Hawaii's invitation to play Georgia (10-2) in the Sugar Bowl on New Year's Day gave the Warriors an opportunity to showcase their dance and accompanying chant, called the Ha'a, on a national stage.
"We take a lot of pride in that, especially the local boys," said Lafaele, a native Hawaiian who fits the mold with his long dark hair, tan complexion and burly physique. "It's something that's a part of us. Growing up, that was our culture."
International rugby fans know a Maori war dance, called the Haka, very well. New Zealand's national team (the All Blacks) performs it before games.
But Hawaii's Polynesian version with the slightly different name is relatively new to most of America, only now becoming familiar to college football fans as Hawaii draws more interest by virtue of all the winning the Warriors have done lately.
So perhaps people who've never seen it before could be excused for wondering whether they just saw something offensive, especially if some of the younger players from the mainland didn't perform all the moves quite right.

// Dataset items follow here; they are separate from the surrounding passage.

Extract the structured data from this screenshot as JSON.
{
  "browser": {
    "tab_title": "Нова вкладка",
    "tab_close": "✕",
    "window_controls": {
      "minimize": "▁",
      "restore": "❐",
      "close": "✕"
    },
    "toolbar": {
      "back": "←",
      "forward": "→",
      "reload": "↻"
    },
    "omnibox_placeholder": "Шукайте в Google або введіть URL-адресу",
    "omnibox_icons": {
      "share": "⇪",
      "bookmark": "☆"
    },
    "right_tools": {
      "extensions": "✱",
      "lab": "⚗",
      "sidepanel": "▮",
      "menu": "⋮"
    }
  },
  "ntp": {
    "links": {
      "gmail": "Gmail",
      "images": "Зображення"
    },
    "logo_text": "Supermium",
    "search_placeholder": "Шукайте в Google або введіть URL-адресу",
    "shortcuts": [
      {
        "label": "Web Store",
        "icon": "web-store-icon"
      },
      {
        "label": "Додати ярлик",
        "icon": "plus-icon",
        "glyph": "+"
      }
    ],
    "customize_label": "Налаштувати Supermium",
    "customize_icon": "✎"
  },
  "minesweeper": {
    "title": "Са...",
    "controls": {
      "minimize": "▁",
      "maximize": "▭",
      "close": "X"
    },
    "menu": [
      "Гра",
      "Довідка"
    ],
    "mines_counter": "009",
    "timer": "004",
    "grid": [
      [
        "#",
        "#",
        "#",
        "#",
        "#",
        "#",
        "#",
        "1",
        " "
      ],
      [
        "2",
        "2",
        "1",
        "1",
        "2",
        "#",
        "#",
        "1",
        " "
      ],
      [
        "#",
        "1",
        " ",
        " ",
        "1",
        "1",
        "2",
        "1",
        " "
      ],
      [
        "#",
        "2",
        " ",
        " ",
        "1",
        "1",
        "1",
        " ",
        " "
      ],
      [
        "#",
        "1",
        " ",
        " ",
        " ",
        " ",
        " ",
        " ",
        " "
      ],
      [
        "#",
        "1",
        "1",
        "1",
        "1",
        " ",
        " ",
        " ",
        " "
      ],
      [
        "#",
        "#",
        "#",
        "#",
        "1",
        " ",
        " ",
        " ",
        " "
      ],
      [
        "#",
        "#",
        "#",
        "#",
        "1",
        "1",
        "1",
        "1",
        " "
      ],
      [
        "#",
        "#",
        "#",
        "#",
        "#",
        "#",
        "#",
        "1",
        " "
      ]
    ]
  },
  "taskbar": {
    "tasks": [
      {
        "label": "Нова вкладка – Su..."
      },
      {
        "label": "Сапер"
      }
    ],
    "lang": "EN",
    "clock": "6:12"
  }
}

"We tell them to make their arm straight," Lafaele said, demonstrating by punching one arm out and slapping his other hand on his biceps.
"Don't go like that," he added, evoking laughter as he demonstrated a similar motion with his arm bent at the elbow and his hand slapping a little lower on his arm.
Each year during fall camp, veteran players teach new ones how to do it. They don't do it at practice under coaches' direction, but on their own time.